2. (When --type=1 - SOMs - )
The output file will contain the clustering results. Here's an example:
ID CLUSTER_ID
chr1-146822369-146824369 1 chr1-172648659-172650659 1 chr1-108226941-108228941 2 chr1-24086510-24088510 2 chr1-179319195-179321195 3 chr1-233333747-233335747 4 chrY-11938483-11940483 5 chrY-12319125-12321125 5 chrY-12109703-12111703 5 chrY-10644391-10646391 6 chrY-11928826-11930826 6 chrY-57399708-57401708 6 chrY-57380815-57382815 6 chrY-11935100-11937100 7
If you have defined xdim*ydim = 4*4 = 16 then the CLUSTERS will be 16.

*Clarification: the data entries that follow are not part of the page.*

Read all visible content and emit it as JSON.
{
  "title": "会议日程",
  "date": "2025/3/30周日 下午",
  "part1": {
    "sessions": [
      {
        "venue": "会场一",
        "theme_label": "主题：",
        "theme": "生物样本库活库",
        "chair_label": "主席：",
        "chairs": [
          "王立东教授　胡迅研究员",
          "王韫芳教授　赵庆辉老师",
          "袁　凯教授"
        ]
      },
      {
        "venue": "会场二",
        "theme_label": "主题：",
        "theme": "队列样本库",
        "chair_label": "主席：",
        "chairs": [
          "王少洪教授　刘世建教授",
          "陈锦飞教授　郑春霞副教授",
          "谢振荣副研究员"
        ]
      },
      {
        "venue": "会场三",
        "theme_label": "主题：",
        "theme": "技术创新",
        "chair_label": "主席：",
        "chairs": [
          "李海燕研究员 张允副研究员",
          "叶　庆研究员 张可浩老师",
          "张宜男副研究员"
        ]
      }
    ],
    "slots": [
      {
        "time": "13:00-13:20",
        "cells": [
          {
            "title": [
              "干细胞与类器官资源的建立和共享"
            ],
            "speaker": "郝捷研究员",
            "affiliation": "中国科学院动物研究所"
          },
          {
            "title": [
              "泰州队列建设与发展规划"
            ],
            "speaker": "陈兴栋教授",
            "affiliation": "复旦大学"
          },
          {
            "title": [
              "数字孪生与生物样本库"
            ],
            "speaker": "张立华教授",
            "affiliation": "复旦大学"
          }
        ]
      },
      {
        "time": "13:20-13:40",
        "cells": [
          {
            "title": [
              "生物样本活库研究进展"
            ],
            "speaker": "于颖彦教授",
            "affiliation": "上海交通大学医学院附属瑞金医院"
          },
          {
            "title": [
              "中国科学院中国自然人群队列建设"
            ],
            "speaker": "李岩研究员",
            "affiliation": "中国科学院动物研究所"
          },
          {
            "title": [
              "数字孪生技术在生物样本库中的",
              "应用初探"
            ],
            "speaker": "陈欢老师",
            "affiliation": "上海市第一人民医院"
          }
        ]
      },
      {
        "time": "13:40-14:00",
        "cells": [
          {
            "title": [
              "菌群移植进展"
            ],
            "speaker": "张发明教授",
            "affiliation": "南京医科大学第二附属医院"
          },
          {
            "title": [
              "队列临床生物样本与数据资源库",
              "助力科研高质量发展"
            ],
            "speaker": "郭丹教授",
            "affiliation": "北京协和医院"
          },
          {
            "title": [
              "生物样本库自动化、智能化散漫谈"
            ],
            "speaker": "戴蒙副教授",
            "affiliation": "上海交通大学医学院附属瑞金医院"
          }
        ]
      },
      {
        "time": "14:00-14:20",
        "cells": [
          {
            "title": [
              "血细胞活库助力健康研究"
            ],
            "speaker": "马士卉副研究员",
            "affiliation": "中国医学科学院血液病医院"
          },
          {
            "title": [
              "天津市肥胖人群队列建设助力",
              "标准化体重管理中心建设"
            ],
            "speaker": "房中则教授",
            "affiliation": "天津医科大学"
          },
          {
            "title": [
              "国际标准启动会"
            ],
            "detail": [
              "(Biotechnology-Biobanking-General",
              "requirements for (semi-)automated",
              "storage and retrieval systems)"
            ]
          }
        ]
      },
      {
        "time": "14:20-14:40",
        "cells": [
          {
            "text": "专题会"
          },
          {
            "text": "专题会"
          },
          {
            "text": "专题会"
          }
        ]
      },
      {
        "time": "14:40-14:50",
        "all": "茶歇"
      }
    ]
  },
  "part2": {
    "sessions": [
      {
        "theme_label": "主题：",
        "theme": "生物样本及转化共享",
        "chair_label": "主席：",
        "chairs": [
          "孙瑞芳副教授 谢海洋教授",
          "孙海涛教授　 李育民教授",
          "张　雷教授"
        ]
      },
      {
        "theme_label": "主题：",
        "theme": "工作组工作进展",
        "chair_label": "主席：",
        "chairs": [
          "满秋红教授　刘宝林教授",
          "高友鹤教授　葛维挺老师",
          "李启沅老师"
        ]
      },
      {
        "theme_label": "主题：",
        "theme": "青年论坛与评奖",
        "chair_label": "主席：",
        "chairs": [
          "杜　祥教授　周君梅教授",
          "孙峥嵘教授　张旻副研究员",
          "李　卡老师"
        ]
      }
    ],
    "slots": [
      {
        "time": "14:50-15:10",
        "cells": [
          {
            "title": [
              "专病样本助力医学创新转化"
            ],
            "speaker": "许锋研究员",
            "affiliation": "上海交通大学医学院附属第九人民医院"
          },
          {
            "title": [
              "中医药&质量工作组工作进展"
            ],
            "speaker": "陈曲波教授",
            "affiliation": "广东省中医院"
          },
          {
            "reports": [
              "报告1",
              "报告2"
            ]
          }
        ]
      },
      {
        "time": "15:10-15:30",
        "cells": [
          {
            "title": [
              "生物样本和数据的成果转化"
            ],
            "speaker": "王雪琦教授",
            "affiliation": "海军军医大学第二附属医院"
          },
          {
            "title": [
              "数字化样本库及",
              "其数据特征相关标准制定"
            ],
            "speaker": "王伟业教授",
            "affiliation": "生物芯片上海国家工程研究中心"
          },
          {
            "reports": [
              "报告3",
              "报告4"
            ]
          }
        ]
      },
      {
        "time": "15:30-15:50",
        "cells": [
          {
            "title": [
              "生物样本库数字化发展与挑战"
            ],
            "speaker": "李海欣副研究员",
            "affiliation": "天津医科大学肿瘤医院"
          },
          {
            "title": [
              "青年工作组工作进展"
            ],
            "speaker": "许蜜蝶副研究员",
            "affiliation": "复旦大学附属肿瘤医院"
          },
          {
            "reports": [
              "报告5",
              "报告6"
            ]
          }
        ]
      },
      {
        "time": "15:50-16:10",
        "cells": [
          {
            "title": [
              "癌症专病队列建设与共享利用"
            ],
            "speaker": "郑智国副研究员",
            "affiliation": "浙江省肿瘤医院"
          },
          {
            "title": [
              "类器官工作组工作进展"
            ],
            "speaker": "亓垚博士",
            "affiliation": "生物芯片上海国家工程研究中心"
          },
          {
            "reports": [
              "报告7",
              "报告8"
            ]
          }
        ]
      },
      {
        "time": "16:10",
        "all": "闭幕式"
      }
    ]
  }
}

Here's the visual output of the clustering:
(When --type=0 - Cluster - ) In order to extract the transcripts per cluster you should type the command:
$ SCRIPTS/hclust2kgg.pl --cdt=TF_targets_density_TSS_middle_NM.cluster.cdt --gtr=TF_targets_density_TSS_middle_NM.cluster.gtr --clusters=8 > 8_clusters.txt
The following options are available:
--cdt=FILE file containing the density matrix information --gtr=STR file containing the hierarchical clustering tree information --clusters=INT number of clusters
IMPORTANT: Note that in the --cdt and the --gtr options you must enter the output files of step 3.
The output of this process will look like this:
GENE EXP NM_005400 0 NM_001142961 1 NM_013234 1 NM_016484 1 NM_145236 2 NR_002970 2 NM_001135047 3 NM_153697 4 NM_153831 5 NM_005607 6 NM_018976 7
Each number (from 0 to 7) indicates one of the eight clusters the script has found in the data.